Rami Dalle, s’en tenir aux fées...

Gamin précoce à l'itinéraire quasi romanesque, Rami Dalle brouille tant les frontières de son art qu'il en devient difficile de l'étiqueter. Rencontre avec ce collectionneur furibond, titulaire du Prix Boghossian (design) 2016, qui fait feu de tous ses talents pour fabriquer des choses et ressusciter des émotions.

Sincérité et audace ont valu à Rami Dalle, électron très libre, le Prix Boghossian 2016 catégorie design. Photo DR

Au début, on ne savait pas très bien qui c'était. Figure récurrente, mais secrète, de la jeune garde artistique libanaise, on avait croisé ses œuvres délicatement foutraques sur des vitrines qu'il échafaudait comme autant de plans sur la comète, ou sinon dans des expositions où elles kidnappaient l'attention.
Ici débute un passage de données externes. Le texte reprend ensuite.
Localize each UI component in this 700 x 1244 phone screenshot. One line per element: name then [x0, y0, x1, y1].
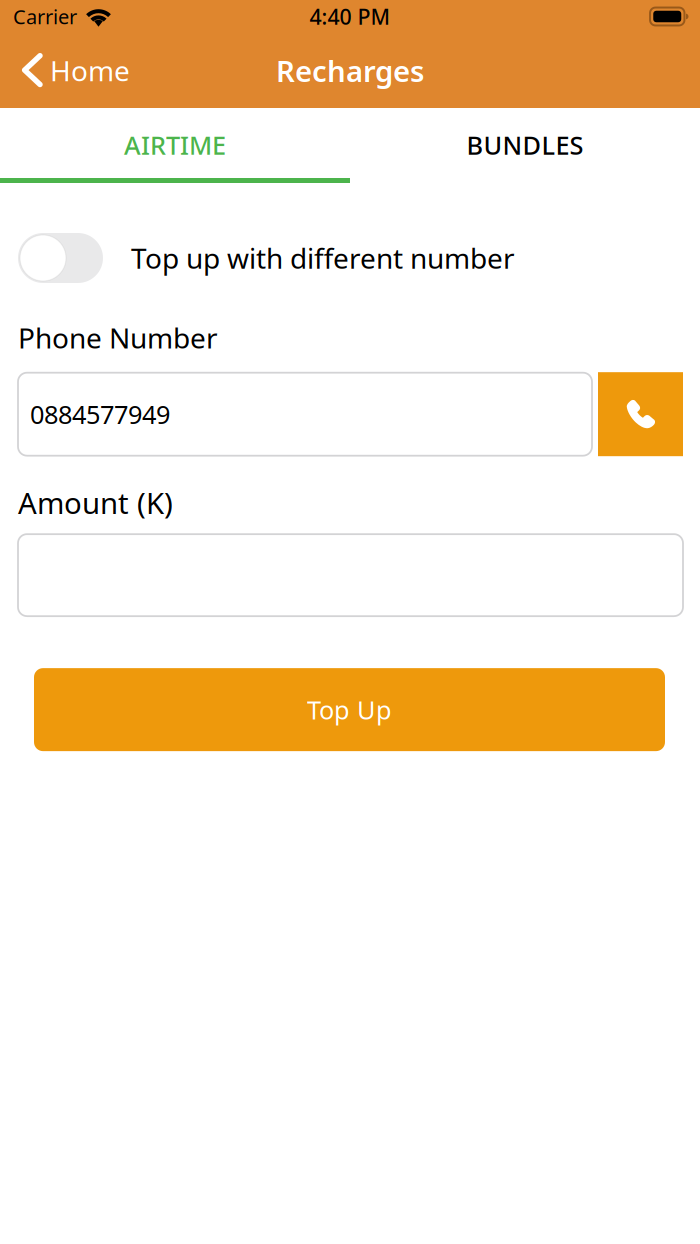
staticText: Top up with different number: [131, 239, 515, 277]
staticText: Phone Number: [18, 319, 218, 356]
button[interactable]: Home: [0, 33, 142, 108]
staticText: Home: [50, 52, 130, 89]
staticText: 4:40 PM: [310, 2, 390, 31]
button[interactable]: Pick contact: [598, 372, 683, 456]
staticText: Top Up: [307, 693, 392, 726]
button[interactable]: AIRTIME: [0, 108, 350, 183]
staticText: Amount (K): [18, 483, 173, 522]
button[interactable]: BUNDLES: [350, 108, 700, 183]
staticText: Carrier: [13, 3, 77, 30]
staticText: BUNDLES: [466, 128, 584, 162]
staticText: AIRTIME: [124, 128, 226, 162]
staticText: Recharges: [276, 51, 424, 90]
button[interactable]: Top up with different number: [18, 233, 700, 283]
button[interactable]: Top Up: [34, 668, 665, 751]
staticText: 0884577949: [30, 397, 170, 431]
Puis, on avait entr'aperçu sa mine de poète maudit à gueule de bois lorsqu'il remportait le Prix Boghossian (catégorie design) 2016. Ça s'était arrêté là, mais cela avait intrigué.

Seulement, la rencontre complique la chose quand Rami Dalle semble aussi insaisissable que prévu, aussi illimitable (et inimitable) que redouté. Un physique, pour commencer, qu'une certaine facilité ferait qualifier de beau-bizarre et où se télescopent tant d'époques et de personnages. Il y a le teint enfariné d'un Pierrot sans Colombine et l'œil comme écarquillé de mascara qu'ont dû rougir des nuits fauves. Et malgré son romantisme vague, on le découvre assez empreint de malice sous ses sourcils de tibétain qui battent de l'aile quand l'empoigne un sourire en coin. Sans oublier l'anachronisme chez ce buveur de vin blanc au réveil, « ça me donne de l'énergie », aux savates qui font la navette entre les deux espaces de son atelier de Bourj Hammoud, qui tient du cabinet de curiosités, et laisse les bruits de la rue ensoleillée grimper par les fenêtres ouvertes. Ce qui n'est pas coutume pour celui qui avoue préférer la pénombre qui le barricade, cette heure inspirée où il tire l'épée de sa créativité pour « ressusciter un monde de souvenirs, de curiosités et d'émotions ».

Fabriqué lui-même
Bien que ce décret semble clair de prime abord, inutile de chercher à en savoir plus : Rami Dalle n'a jamais su, ou même voulu, trouver l'adjectif qui qualifierait au mieux sa profession. « On m'a estampillé "designer de vitrines", mais je n'ai pas envie de choisir ou d'enfermer mon travail dans une boîte », dit-il d'entrée de jeu. Ceci dit, son goût prononcé pour les pérégrinations interdisciplinaires et ses appétences pour l'indéfini n'empêchent pas le jeune homme de se raconter haut et fort, de parler dru et cru. Il avance de but en blanc, comme pour éviter les effets de manche : « Je n'ai pas grandi dans un milieu artistique. Pourtant, je me souviens que pendant les récrés, au lieu de jouer au ballon comme le reste des garçons, je collectionnais des feuilles mortes, des cailloux. Plus jeune, je construisais des petits personnages avec les kleenex qui traînaient à côté de mon biberon. »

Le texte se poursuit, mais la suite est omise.